Selon Bibia Pavard, chercheur et auteur de "Les éditions des femmes : histoire des premières années 1972-1979", Marie Dedieu aurait également été directrice de publication du magazine féministe "le Torchon Brûle".

Parallélement à son combat féministe, elle s'essaye au cinéma en décrochant  un petit rôle dans le film "Domicile conjugal", réalisé par François Truffaut en 1970. Elle y incarne une prostituée battante et passionnée aux côtés d'un Jean-Pierre Léaud, sous le charme.  

Peu de temps après, Marie a un violent accident de voiture, elle en restera lourdement handicapée.
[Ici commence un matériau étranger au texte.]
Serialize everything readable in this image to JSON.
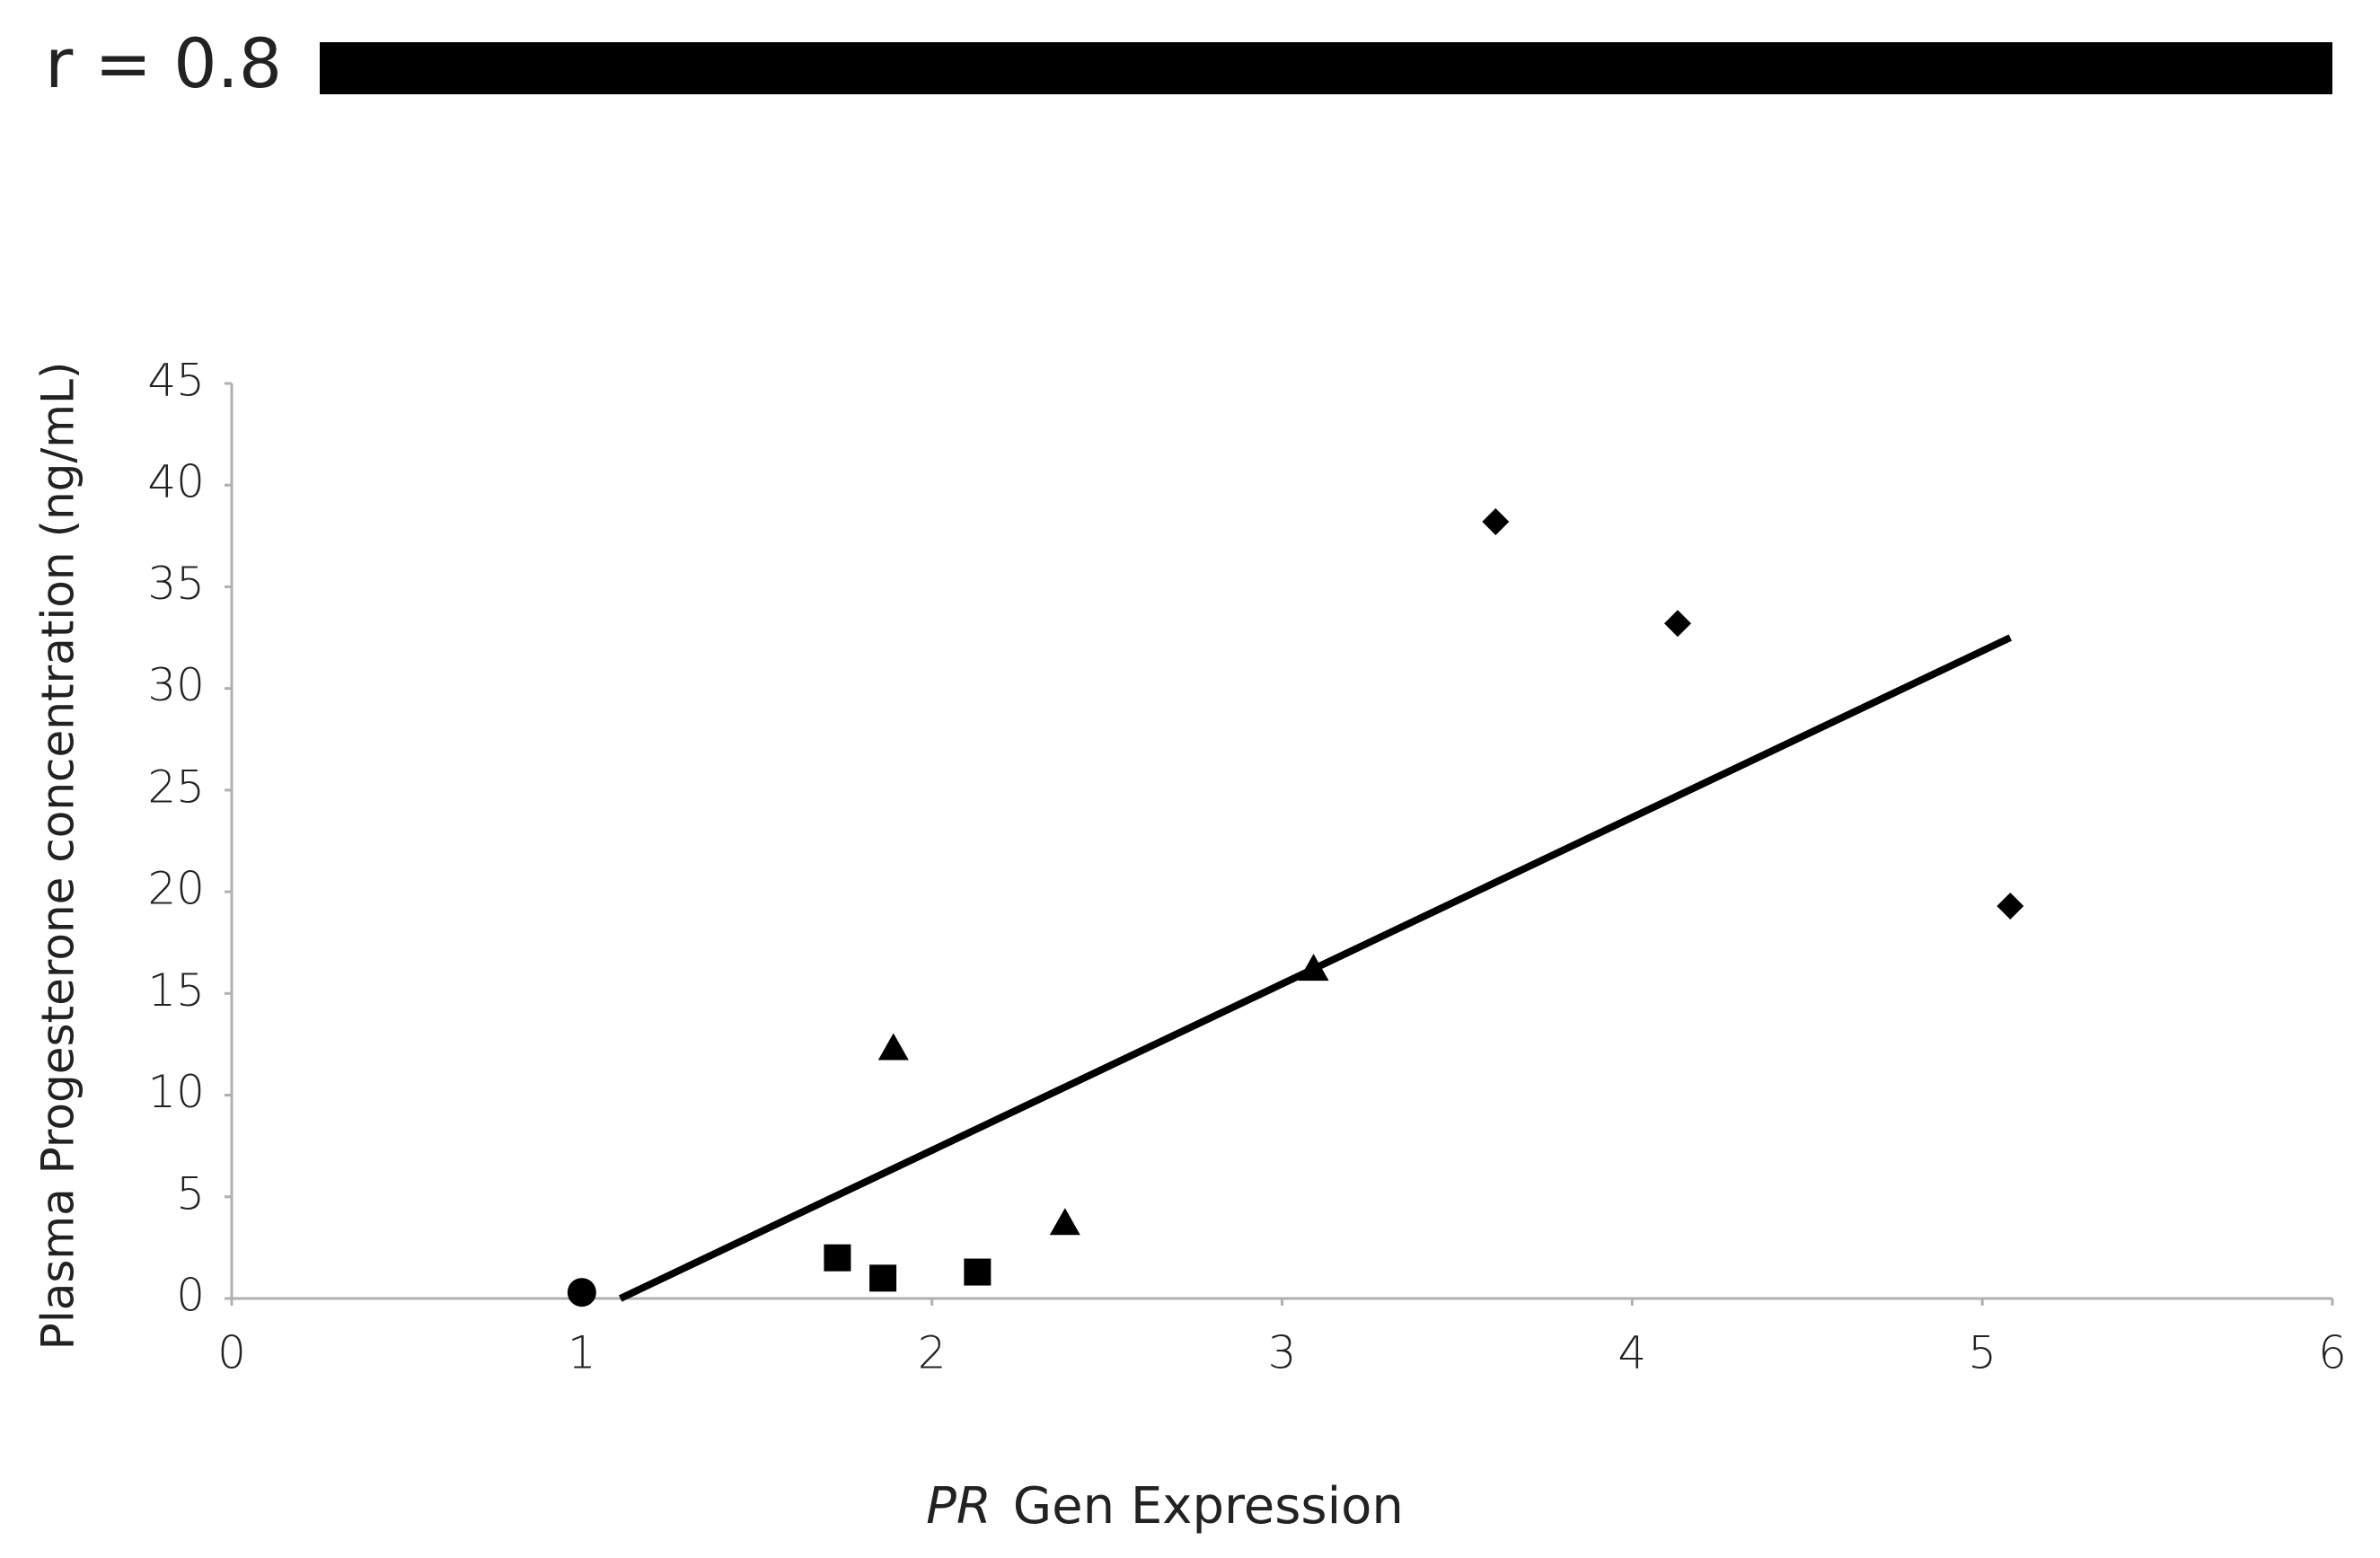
{
  "chart_data": {
    "type": "scatter",
    "title": "r = 0.8",
    "xlabel_italic": "PR",
    "xlabel": "Gen Expression",
    "ylabel": "Plasma Progesterone concentration (ng/mL)",
    "xlim": [
      0,
      6
    ],
    "xticks": [
      0,
      1,
      2,
      3,
      4,
      5,
      6
    ],
    "ylim": [
      0,
      45
    ],
    "yticks": [
      0,
      5,
      10,
      15,
      20,
      25,
      30,
      35,
      40,
      45
    ],
    "grid": false,
    "series": [
      {
        "marker": "circle",
        "color": "#000000",
        "x": [
          1.0
        ],
        "values": [
          0.3
        ]
      },
      {
        "marker": "square",
        "color": "#000000",
        "x": [
          1.73,
          1.86,
          2.13
        ],
        "values": [
          2.0,
          1.0,
          1.3
        ]
      },
      {
        "marker": "triangle",
        "color": "#000000",
        "x": [
          1.89,
          2.38,
          3.09
        ],
        "values": [
          12.3,
          3.7,
          16.2
        ]
      },
      {
        "marker": "diamond",
        "color": "#000000",
        "x": [
          3.61,
          4.13,
          5.08
        ],
        "values": [
          38.2,
          33.2,
          19.3
        ]
      }
    ],
    "trendline": {
      "color": "#000000",
      "x": [
        1.11,
        5.08
      ],
      "values": [
        0,
        32.5
      ]
    }
  }
}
Elle est hospitalisée plusieurs mois à Garches, en région parisienne. Les médecins sont alors formels, Marie ne retrouvera pas l'usage de ses jambes, ni de ses bras.

Le Kenya, une renaissance

Un pronostic que cette battante contredira dans les années 90. À cette époque, Marie Dedieu découvre le Kenya. Immédiatement, elle tombe amoureuse des paysages idylliques de l’archipel de Lamu et décide de s'installer dans le paisible îlot de Manda.

"Là, il s’est passé quelque chose de miraculeux : Marie s’est mise à remarcher, très difficilement certes, mais c’était incroyable, témoigne Michel, l’un de ses amis cité par Le Parisien. Il y avait quelque chose sur cette île qui lui faisait du bien".
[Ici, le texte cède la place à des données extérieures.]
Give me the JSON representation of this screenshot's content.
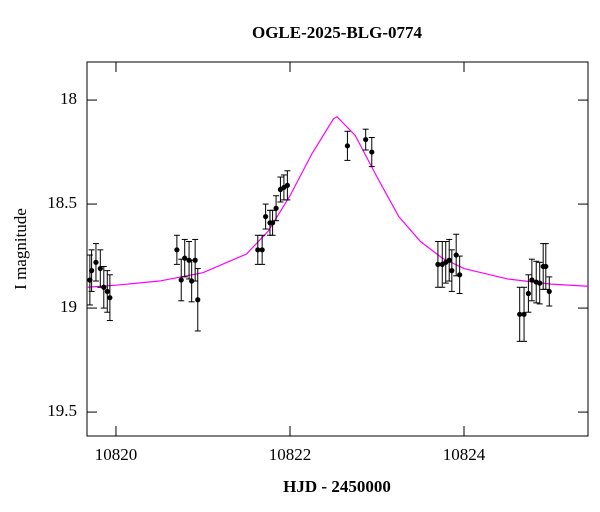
{
  "chart_data": {
    "type": "scatter",
    "title": "OGLE-2025-BLG-0774",
    "x_label": "HJD - 2450000",
    "y_label": "I magnitude",
    "xlim": [
      10819.667,
      10825.425
    ],
    "ylim": [
      19.615,
      17.817
    ],
    "xticks": [
      10820,
      10822,
      10824
    ],
    "yticks": [
      18,
      18.5,
      19,
      19.5
    ],
    "series": [
      {
        "type": "errorbar",
        "color": "#000000",
        "x": [
          10819.7,
          10819.72,
          10819.77,
          10819.82,
          10819.86,
          10819.9,
          10819.93,
          10820.7,
          10820.75,
          10820.79,
          10820.84,
          10820.87,
          10820.91,
          10820.94,
          10821.63,
          10821.68,
          10821.72,
          10821.77,
          10821.8,
          10821.84,
          10821.89,
          10821.93,
          10821.97,
          10822.66,
          10822.87,
          10822.94,
          10823.7,
          10823.75,
          10823.79,
          10823.83,
          10823.86,
          10823.91,
          10823.95,
          10824.64,
          10824.69,
          10824.74,
          10824.78,
          10824.83,
          10824.87,
          10824.91,
          10824.94,
          10824.98
        ],
        "values": [
          18.865,
          18.82,
          18.78,
          18.81,
          18.9,
          18.92,
          18.95,
          18.72,
          18.865,
          18.76,
          18.77,
          18.87,
          18.77,
          18.96,
          18.72,
          18.72,
          18.56,
          18.59,
          18.59,
          18.52,
          18.43,
          18.42,
          18.41,
          18.22,
          18.19,
          18.25,
          18.79,
          18.79,
          18.78,
          18.77,
          18.82,
          18.745,
          18.84,
          19.03,
          19.03,
          18.93,
          18.865,
          18.875,
          18.88,
          18.8,
          18.8,
          18.92
        ],
        "errors": [
          0.12,
          0.1,
          0.09,
          0.09,
          0.1,
          0.1,
          0.11,
          0.07,
          0.1,
          0.09,
          0.09,
          0.1,
          0.1,
          0.15,
          0.07,
          0.07,
          0.06,
          0.06,
          0.06,
          0.06,
          0.06,
          0.06,
          0.07,
          0.07,
          0.05,
          0.07,
          0.11,
          0.11,
          0.1,
          0.1,
          0.1,
          0.1,
          0.09,
          0.13,
          0.13,
          0.09,
          0.1,
          0.1,
          0.1,
          0.11,
          0.11,
          0.07
        ]
      },
      {
        "type": "line",
        "color": "#ff00ff",
        "x": [
          10819.667,
          10820,
          10820.5,
          10821,
          10821.5,
          10821.75,
          10822,
          10822.25,
          10822.5,
          10822.54,
          10822.75,
          10823,
          10823.25,
          10823.5,
          10823.75,
          10824,
          10824.5,
          10825,
          10825.425
        ],
        "values": [
          18.9,
          18.89,
          18.87,
          18.83,
          18.74,
          18.63,
          18.46,
          18.26,
          18.09,
          18.08,
          18.17,
          18.37,
          18.56,
          18.68,
          18.76,
          18.81,
          18.86,
          18.885,
          18.895
        ]
      }
    ]
  }
}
Manda est son "petit coin de paradis", comme elle aime l’appeler. Elle y fait construire une maison traditionnelle swahilie, au toit de chaume, plantée au bord de l’eau. "Sur l’îlot, il y a une centaine d'habitants : des Swahilis, bien sûr, quelques Italiens, des Français qui possèdent une maison sur l'île et les touristes de passage, raconte à l’Express le cinéaste Élie Chouraqui, habitué des lieux et proche de Marie Dedieu. C'est une communauté minuscule, tout le monde se connaît".

La sexagénaire, parfaitement intégrée dans la vie locale, côtoie aussi bien les touristes européens que les locaux. "Marie est estimée de tous, poursuit le cinéaste. C'est une personnalité solaire, joyeuse, malgré ses problèmes de santé". La Française, en plus de son handicap, serait atteinte d’un cancer et contrainte de prendre des médicaments toutes les quatre heures.
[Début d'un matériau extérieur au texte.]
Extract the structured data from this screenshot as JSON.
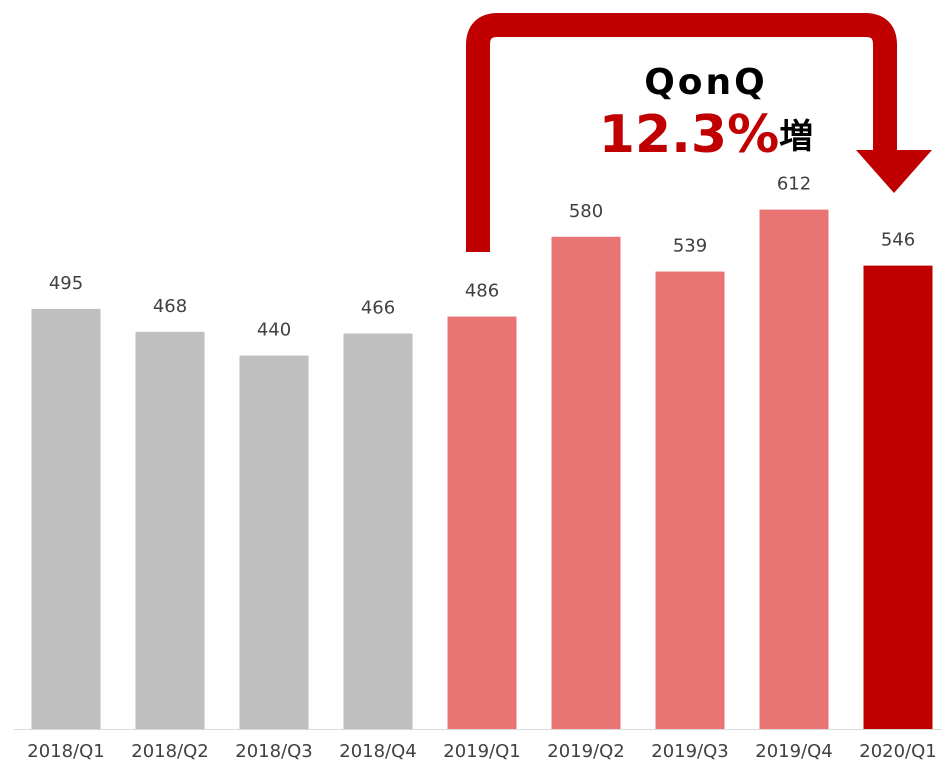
{
  "chart_data": {
    "type": "bar",
    "categories": [
      "2018/Q1",
      "2018/Q2",
      "2018/Q3",
      "2018/Q4",
      "2019/Q1",
      "2019/Q2",
      "2019/Q3",
      "2019/Q4",
      "2020/Q1"
    ],
    "values": [
      495,
      468,
      440,
      466,
      486,
      580,
      539,
      612,
      546
    ],
    "colors": [
      "#bfbfbf",
      "#bfbfbf",
      "#bfbfbf",
      "#bfbfbf",
      "#e87474",
      "#e87474",
      "#e87474",
      "#e87474",
      "#c00000"
    ],
    "ylim": [
      0,
      859
    ],
    "annotation": {
      "title": "QonQ",
      "change": "12.3%",
      "suffix": "増"
    }
  }
}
Lorsqu’elle a été kidnappée, Marie Dedieu revenait tout juste de voyage. Une fois par an, elle retournait dans sa Lorraine natale rendre visite à son père. Les ravisseurs – dix, selon divers témoignages – sont venus la chercher par la mer, dans sa petite maison de Manda. Selon ses proches, ses agresseurs n’auraient emporté ni ses médicaments ni son fauteuil roulant. Son compagnon, John Lepapa Moyo, aurait été blessé au cours de l’agression.

L’archipel de Lamu est sous le choc. Ajar Ali, le maire adjoint de Lamu en témoigne au Parisien : "C'est une femme extraordinaire et nous sommes très très tristes de ce qui est arrivé, et tout particulièrement parce que c'est à elle que c'est arrivé".